Greater moral lesson: Goodness is always beautiful, and nothing increases an unattractive (or plain) person’s beauty than the quality of goodness.

The opposite is also true, in that badness (in all its variations, including vulgarity) decreases beauty in an otherwise beautiful-looking individual blessed with fine physical attributes or form. A beautiful person who acts with goodness and grace is in a special category; such are rare individuals and noticed for a reason, a good reason. I think of women like Grace Kelly, Sophia Loren, Ingrid Bergman and Audrey Hepburn. There are others lesser known, no doubt, but we like to raise a few to the heavens in our “perfect offering.”

I suggest that this has to do with our ideas and ideals of perfection, which are transcendent ideas, likely hard-wired into our brains. So, yes, beauty is linked with goodness which itself is linked to perfection. While we know that the ideal of perfection is unobtainable, it does not follow that we don’t find appealing the idea of perfection. It is in our language for a reason; we can say that beauty has a purpose, which is not the same as saying beauty exists solely for a practical reason.
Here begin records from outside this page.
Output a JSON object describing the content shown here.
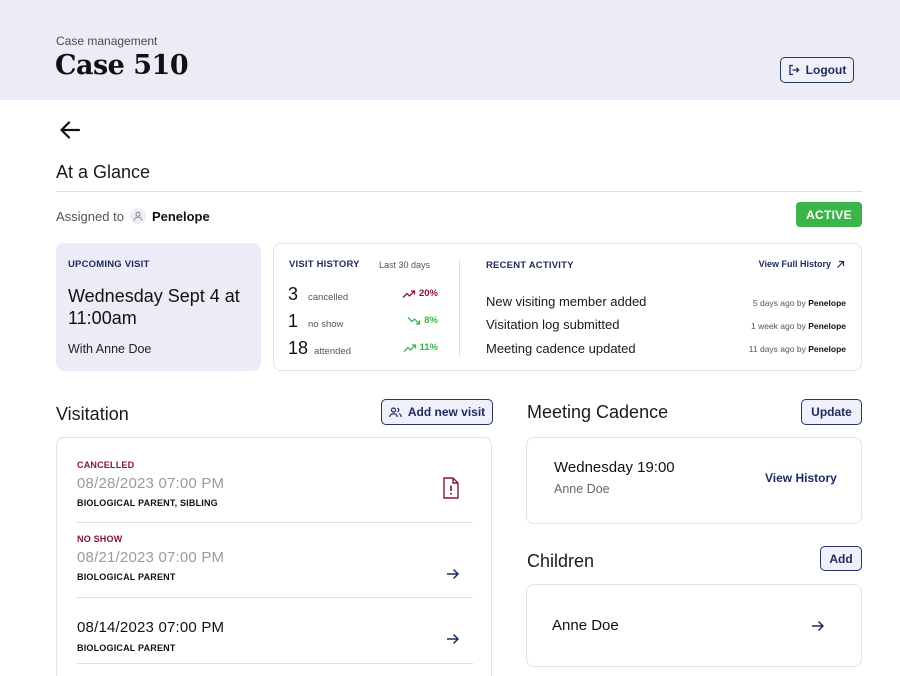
{
  "header": {
    "subtitle": "Case management",
    "title": "Case 510",
    "logout_label": "Logout"
  },
  "glance": {
    "title": "At a Glance",
    "assigned_label": "Assigned to",
    "assignee": "Penelope",
    "status": "ACTIVE"
  },
  "upcoming": {
    "caption": "UPCOMING VISIT",
    "when": "Wednesday Sept 4 at 11:00am",
    "with": "With Anne Doe"
  },
  "history": {
    "caption": "VISIT HISTORY",
    "range": "Last 30 days",
    "rows": [
      {
        "count": "3",
        "label": "cancelled",
        "change": "20%",
        "direction": "up",
        "color": "#8a1530"
      },
      {
        "count": "1",
        "label": "no show",
        "change": "8%",
        "direction": "down",
        "color": "#3bb54a"
      },
      {
        "count": "18",
        "label": "attended",
        "change": "11%",
        "direction": "up",
        "color": "#3bb54a"
      }
    ]
  },
  "activity": {
    "caption": "RECENT ACTIVITY",
    "link": "View Full History",
    "items": [
      {
        "text": "New visiting member added",
        "time": "5 days ago by",
        "by": "Penelope"
      },
      {
        "text": "Visitation log submitted",
        "time": "1 week ago by",
        "by": "Penelope"
      },
      {
        "text": "Meeting cadence updated",
        "time": "11 days ago by",
        "by": "Penelope"
      }
    ]
  },
  "visitation": {
    "title": "Visitation",
    "add_label": "Add new visit",
    "items": [
      {
        "status": "CANCELLED",
        "datetime": "08/28/2023 07:00 PM",
        "people": "BIOLOGICAL PARENT, SIBLING",
        "icon": "file-alert-icon"
      },
      {
        "status": "NO SHOW",
        "datetime": "08/21/2023 07:00 PM",
        "people": "BIOLOGICAL PARENT",
        "icon": "arrow-right-icon"
      },
      {
        "status": "",
        "datetime": "08/14/2023 07:00 PM",
        "people": "BIOLOGICAL PARENT",
        "icon": "arrow-right-icon"
      }
    ]
  },
  "cadence": {
    "title": "Meeting Cadence",
    "update_label": "Update",
    "schedule": "Wednesday 19:00",
    "person": "Anne Doe",
    "history_link": "View History"
  },
  "children": {
    "title": "Children",
    "add_label": "Add",
    "items": [
      {
        "name": "Anne Doe"
      }
    ]
  },
  "colors": {
    "accent": "#1e2a5e",
    "header_bg": "#ecebf6",
    "active_badge": "#3bb54a",
    "alert": "#8a1530"
  }
}
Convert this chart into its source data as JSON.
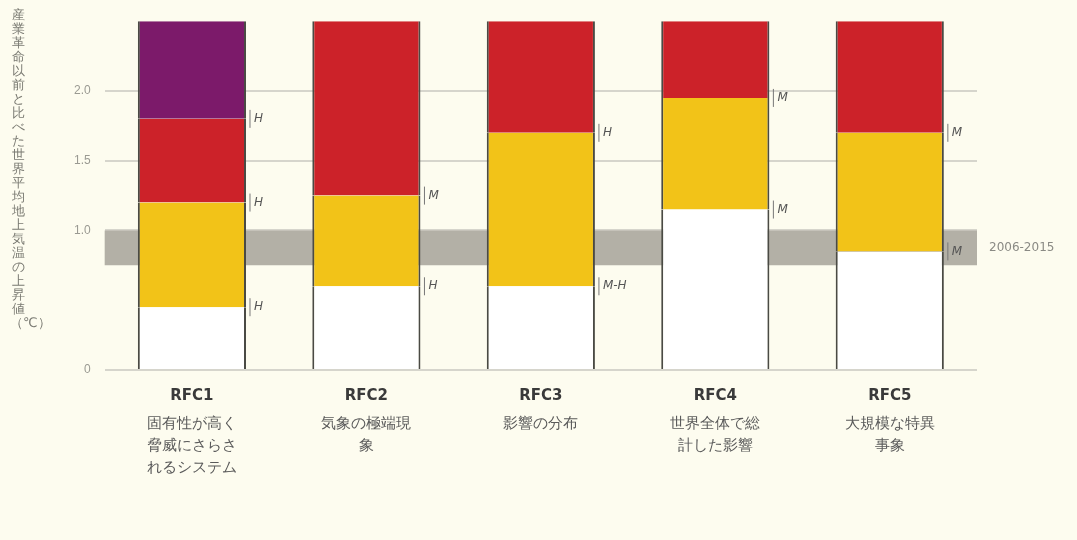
{
  "chart_data": {
    "type": "bar",
    "stacked": true,
    "ylabel": "産業革命以前と比べた世界平均地上気温の上昇値（℃）",
    "categories": [
      "RFC1\n固有性が高く脅威にさらされるシステム",
      "RFC2\n気象の極端現象",
      "RFC3\n影響の分布",
      "RFC4\n世界全体で総計した影響",
      "RFC5\n大規模な特異事象"
    ],
    "series": [
      {
        "color": "#ffffff",
        "values": [
          0.45,
          0.6,
          0.6,
          1.15,
          0.85
        ]
      },
      {
        "color": "#f2c318",
        "values": [
          0.75,
          0.65,
          1.1,
          0.8,
          0.85
        ]
      },
      {
        "color": "#cc2229",
        "values": [
          0.6,
          1.25,
          0.8,
          0.55,
          0.8
        ]
      },
      {
        "color": "#7c1a6a",
        "values": [
          0.7,
          0,
          0,
          0,
          0
        ]
      }
    ],
    "ylim": [
      0,
      2.5
    ],
    "yticks": [
      0,
      {
        "value": 1,
        "label": "1.0"
      },
      {
        "value": 1.5,
        "label": "1.5"
      },
      {
        "value": 2,
        "label": "2.0"
      }
    ],
    "grid": "y",
    "legend": false,
    "bands": [
      {
        "axis": "y",
        "from": 0.75,
        "to": 1.0,
        "label": "2006-2015",
        "color": "#b3b0a6"
      }
    ],
    "annotations": [
      "H",
      "H",
      "H",
      "H",
      "M",
      "M-H",
      "H",
      "M",
      "M",
      "M",
      "M"
    ]
  }
}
It might be unfair that ugly is not appealing, but such is the way our brains work. It might also be unfair that some are intelligent, while many are not; that a few are blessed with athletic abilities while most are not. People are born this way, with certain abilities and physical traits. There is another idea related to physical beauty, however, that needs mentioning, that requires emphasis: beauty reminds us of what is above us; beauty reminds us of higher thoughts. Monuments to beauty have a purpose, even if we have forgotten them.
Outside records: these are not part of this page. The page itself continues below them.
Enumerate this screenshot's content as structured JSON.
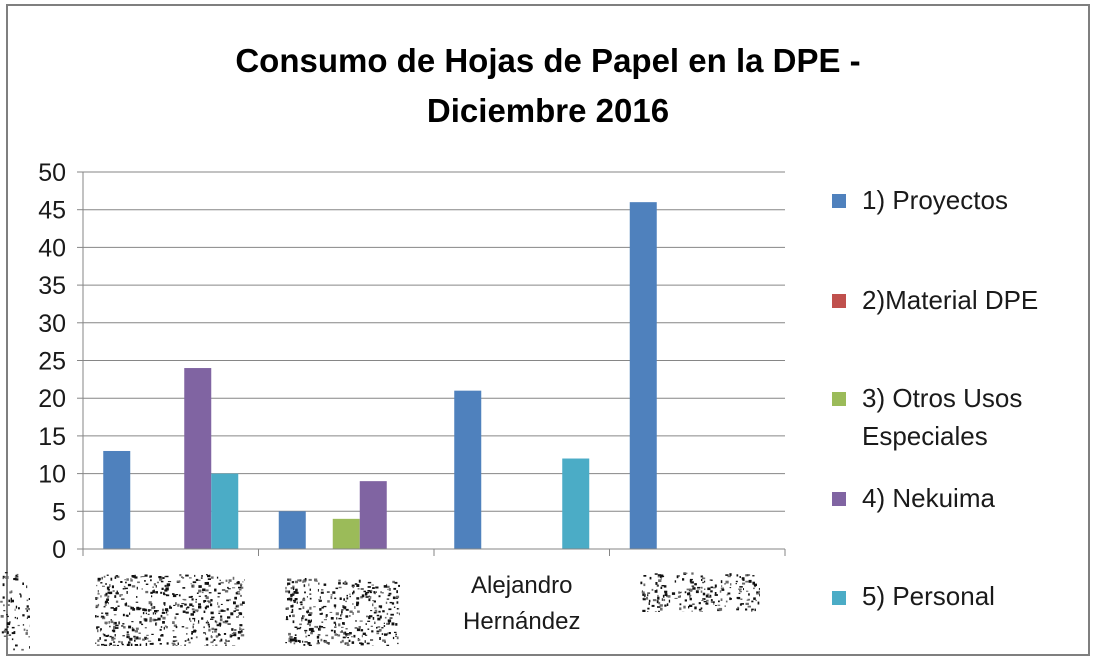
{
  "chart_data": {
    "type": "bar",
    "title": "Consumo de Hojas de Papel en la DPE - Diciembre 2016",
    "title_lines": [
      "Consumo de Hojas de Papel en la DPE -",
      "Diciembre 2016"
    ],
    "categories": [
      "",
      "",
      "Alejandro Hernández",
      ""
    ],
    "category_lines": [
      [],
      [],
      [
        "Alejandro",
        "Hernández"
      ],
      []
    ],
    "series": [
      {
        "name": "1) Proyectos",
        "color": "#4f81bd",
        "values": [
          13,
          5,
          21,
          46
        ]
      },
      {
        "name": "2)Material DPE",
        "color": "#c0504d",
        "values": [
          0,
          0,
          0,
          0
        ]
      },
      {
        "name": "3) Otros Usos Especiales",
        "color": "#9bbb59",
        "values": [
          0,
          4,
          0,
          0
        ]
      },
      {
        "name": "4) Nekuima",
        "color": "#8064a2",
        "values": [
          24,
          9,
          0,
          0
        ]
      },
      {
        "name": "5) Personal",
        "color": "#4bacc6",
        "values": [
          10,
          0,
          12,
          0
        ]
      }
    ],
    "ylim": [
      0,
      50
    ],
    "yticks": [
      0,
      5,
      10,
      15,
      20,
      25,
      30,
      35,
      40,
      45,
      50
    ],
    "grid": true,
    "legend_position": "right",
    "xlabel": "",
    "ylabel": ""
  },
  "legend": {
    "items": [
      {
        "lines": [
          "1) Proyectos"
        ]
      },
      {
        "lines": [
          "2)Material DPE"
        ]
      },
      {
        "lines": [
          "3) Otros Usos",
          "Especiales"
        ]
      },
      {
        "lines": [
          "4) Nekuima"
        ]
      },
      {
        "lines": [
          "5) Personal"
        ]
      }
    ]
  },
  "colors": {
    "gridline": "#868686",
    "axis": "#868686",
    "text": "#1a1a1a"
  }
}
Emily Dickinson alludes to this connection in the poem above: the transcendent thought implicit to beauty and its outward expression. In the Jewish Bible, the Song of Songs (Shir ha-Shirim in Hebrew; שִׁיר הַשִּׁירִים), in particular Chapter 4 where the man describes his lover’s beauty, there is a long descriptive passage on female physical beauty. It is a homage to romantic love
, which, in the best poetic tradition, always lifts us upward.